Herbert Alexander Simon was an American political scientist, economist, sociologist, psychologist, and professor—most notably at Carnegie Mellon University—whose research ranged across the fields of cognitive psychology, cognitive science, computer science, public administration, economics, management, philosophy of science, sociology, and political science. With almost a thousand very highly-cited publications, he was one of the most influential social scientists of the twentieth century.
Simon was among the founding fathers of several of today's important scientific domains, including artificial intelligence, information processing, decision-making, problem-solving, attention economics, organization theory, complex systems, and computer simulation of scientific discovery.
He coined the terms bounded rationality and satisficing, and was the first to analyze the architecture of complexity and to propose a preferential attachment mechanism to explain power law distributions.

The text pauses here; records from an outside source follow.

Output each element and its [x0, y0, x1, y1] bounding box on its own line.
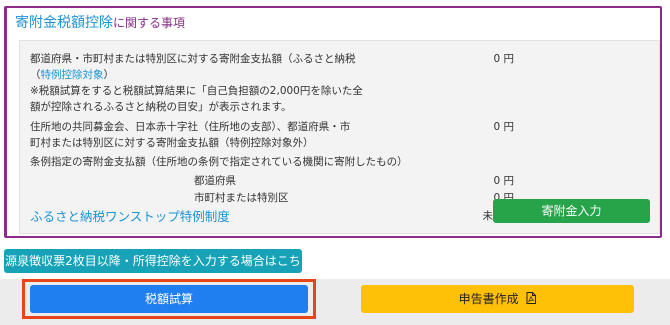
donation-input-button[interactable]: 寄附金入力 [493, 199, 650, 223]
furusato-note-line1: ※税額試算をすると税額試算結果に「自己負担額の2,000円を除いた全 [30, 85, 363, 97]
gensen-additional-input-button[interactable]: 源泉徴収票2枚目以降・所得控除を入力する場合はこちら [4, 249, 302, 292]
furusato-amount: 0 円 [493, 53, 514, 65]
jorei-municipality-label: 市町村または特別区 [194, 192, 289, 204]
tax-calc-button[interactable]: 税額試算 [30, 285, 308, 313]
kyodo-label-line2: 町村または特別区に対する寄附金支払額（特例控除対象外） [30, 137, 314, 149]
jorei-prefecture-label: 都道府県 [194, 175, 236, 187]
furusato-paren-open: （ [30, 69, 41, 81]
furusato-label-line2: （特例控除対象） [30, 67, 114, 83]
furusato-label-line1: 都道府県・市町村または特別区に対する寄附金支払額（ふるさと納税 [30, 53, 356, 65]
kyodo-amount: 0 円 [493, 121, 514, 133]
furusato-paren-close: ） [103, 69, 115, 81]
pdf-file-icon [526, 286, 537, 314]
furusato-note-line2: 額が控除されるふるさと納税の目安」が表示されます。 [30, 101, 292, 113]
special-deduction-link[interactable]: 特例控除対象 [41, 69, 104, 81]
section-title: 寄附金税額控除に関する事項 [15, 14, 185, 32]
kyodo-label-line1: 住所地の共同募金会、日本赤十字社（住所地の支部）、都道府県・市 [30, 121, 351, 133]
section-title-lead: 寄附金税額控除 [15, 15, 113, 31]
jorei-label: 条例指定の寄附金支払額（住所地の条例で指定されている機関に寄附したもの） [30, 156, 408, 168]
section-title-tail: に関する事項 [113, 16, 186, 30]
onestop-link[interactable]: ふるさと納税ワンストップ特例制度 [30, 208, 230, 226]
create-return-button[interactable]: 申告書作成 [361, 285, 634, 313]
jorei-prefecture-amount: 0 円 [493, 175, 514, 187]
create-return-label: 申告書作成 [458, 292, 519, 306]
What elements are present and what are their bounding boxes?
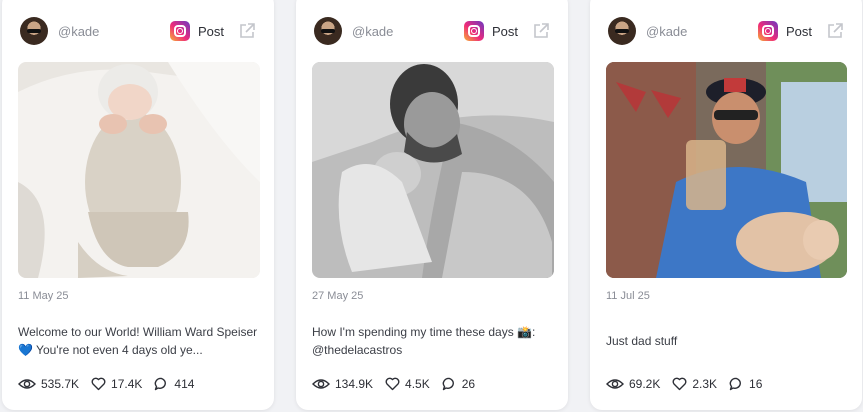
avatar[interactable] [20, 17, 48, 45]
comment-icon [729, 377, 741, 391]
post-card[interactable]: @kade Post 11 May 25 Welcome to our Worl… [2, 0, 274, 410]
eye-icon [312, 379, 330, 389]
post-stats: 69.2K 2.3K 16 [606, 377, 774, 391]
post-card[interactable]: @kade Post 27 May 25 How I'm spending my… [296, 0, 568, 410]
post-date: 27 May 25 [312, 290, 364, 302]
likes-stat: 2.3K [672, 377, 717, 391]
post-link[interactable]: Post [463, 21, 550, 41]
comments-count: 26 [461, 377, 476, 391]
post-link[interactable]: Post [169, 21, 256, 41]
post-date: 11 May 25 [18, 290, 69, 302]
views-count: 69.2K [629, 377, 661, 391]
views-stat: 134.9K [312, 377, 373, 391]
comment-icon [442, 377, 454, 391]
card-header: @kade Post [608, 16, 844, 46]
heart-icon [385, 377, 400, 391]
instagram-icon [757, 21, 778, 41]
card-header: @kade Post [20, 16, 256, 46]
likes-count: 2.3K [692, 377, 718, 391]
instagram-icon [463, 21, 484, 41]
post-photo[interactable] [606, 62, 847, 278]
likes-count: 4.5K [405, 377, 430, 391]
card-header: @kade Post [314, 16, 550, 46]
external-link-icon[interactable] [826, 22, 844, 40]
likes-count: 17.4K [111, 377, 143, 391]
profile-handle[interactable]: @kade [352, 24, 393, 39]
post-photo[interactable] [18, 62, 260, 278]
comments-stat: 26 [442, 377, 475, 391]
post-caption: How I'm spending my time these days 📸: @… [312, 325, 536, 357]
comment-icon [155, 377, 167, 391]
comments-stat: 16 [729, 377, 762, 391]
post-date: 11 Jul 25 [606, 290, 650, 302]
post-stats: 535.7K 17.4K 414 [18, 377, 206, 391]
eye-icon [606, 379, 624, 389]
profile-handle[interactable]: @kade [646, 24, 687, 39]
post-caption: Welcome to our World! William Ward Speis… [18, 325, 258, 357]
views-count: 134.9K [335, 377, 374, 391]
profile-handle[interactable]: @kade [58, 24, 99, 39]
avatar[interactable] [314, 17, 342, 45]
comments-count: 16 [749, 377, 763, 391]
comments-stat: 414 [154, 377, 194, 391]
likes-stat: 17.4K [91, 377, 142, 391]
instagram-icon [169, 21, 190, 41]
post-label[interactable]: Post [786, 24, 812, 39]
post-caption: Just dad stuff [606, 334, 678, 348]
post-card[interactable]: @kade Post 11 Jul 25 Just dad stuff 69.2… [590, 0, 862, 410]
post-label[interactable]: Post [492, 24, 518, 39]
eye-icon [18, 379, 36, 389]
views-count: 535.7K [41, 377, 80, 391]
comments-count: 414 [174, 377, 195, 391]
post-photo[interactable] [312, 62, 554, 278]
external-link-icon[interactable] [238, 22, 256, 40]
heart-icon [672, 377, 687, 391]
post-label[interactable]: Post [198, 24, 224, 39]
avatar[interactable] [608, 17, 636, 45]
external-link-icon[interactable] [532, 22, 550, 40]
post-link[interactable]: Post [757, 21, 844, 41]
likes-stat: 4.5K [385, 377, 430, 391]
post-stats: 134.9K 4.5K 26 [312, 377, 487, 391]
heart-icon [91, 377, 106, 391]
views-stat: 535.7K [18, 377, 79, 391]
views-stat: 69.2K [606, 377, 660, 391]
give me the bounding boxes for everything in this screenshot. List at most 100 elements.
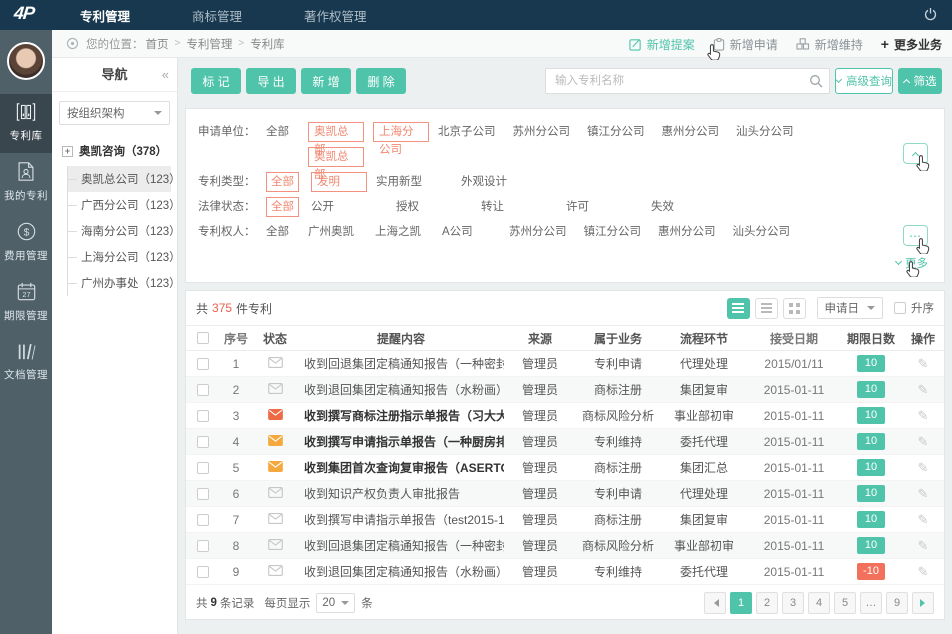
tree-root-node[interactable]: + 奥凯咨询（378）	[62, 143, 171, 159]
tree-expander-icon[interactable]: +	[62, 146, 73, 157]
filter-option-selected[interactable]: 发明	[311, 172, 367, 192]
edit-icon[interactable]: ✎	[918, 434, 929, 449]
tree-item[interactable]: 广西分公司（123）	[68, 192, 171, 218]
filter-option[interactable]: 全部	[266, 222, 308, 242]
filter-option-selected[interactable]: 奥凯总部	[308, 147, 364, 167]
sidebar-item-deadline-management[interactable]: 27 期限管理	[0, 273, 52, 333]
breadcrumb-home[interactable]: 首页	[146, 36, 169, 52]
advanced-query-button[interactable]: 高级查询	[835, 68, 893, 94]
add-button[interactable]: 新 增	[301, 68, 351, 94]
filter-option[interactable]: 惠州分公司	[658, 222, 716, 242]
filter-option[interactable]: 外观设计	[461, 172, 529, 192]
page-button[interactable]: 1	[730, 592, 752, 614]
filter-option[interactable]: 失效	[651, 197, 719, 217]
filter-option[interactable]: 公开	[311, 197, 379, 217]
more-business-button[interactable]: + 更多业务	[881, 36, 942, 53]
prev-page-button[interactable]	[704, 592, 726, 614]
tree-item[interactable]: 上海分公司（123）	[68, 244, 171, 270]
row-checkbox[interactable]	[197, 410, 209, 422]
tree-item[interactable]: 海南分公司（123）	[68, 218, 171, 244]
edit-icon[interactable]: ✎	[918, 486, 929, 501]
filter-option[interactable]: 苏州分公司	[513, 122, 571, 142]
filter-option[interactable]: 广州奥凯	[308, 222, 358, 242]
detail-view-toggle[interactable]	[755, 298, 778, 319]
export-button[interactable]: 导 出	[246, 68, 296, 94]
filter-option-selected[interactable]: 全部	[266, 172, 299, 192]
filter-option[interactable]: 转让	[481, 197, 549, 217]
filter-option[interactable]: 汕头分公司	[733, 222, 791, 242]
edit-icon[interactable]: ✎	[918, 564, 929, 579]
avatar[interactable]	[7, 42, 45, 80]
collapse-panel-button[interactable]: «	[162, 58, 169, 92]
edit-icon[interactable]: ✎	[918, 538, 929, 553]
new-maintenance-button[interactable]: 新增维持	[796, 36, 863, 53]
edit-icon[interactable]: ✎	[918, 512, 929, 527]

He also received many top-level honors later in life. These include: becoming a fellow of the American Academy of Arts and Sciences in 1959; election to the National Academy of Sciences in 1967; the ACM's Turing Award for making "basic contributions to artificial intelligence, the psychology of human cognition, and list processing"; the Nobel Memorial Prize in Economics "for his pioneering research into the decision-making process within economic organizations"; the National Medal of Science; and the APA's Award for Outstanding Lifetime Contributions to Psychology.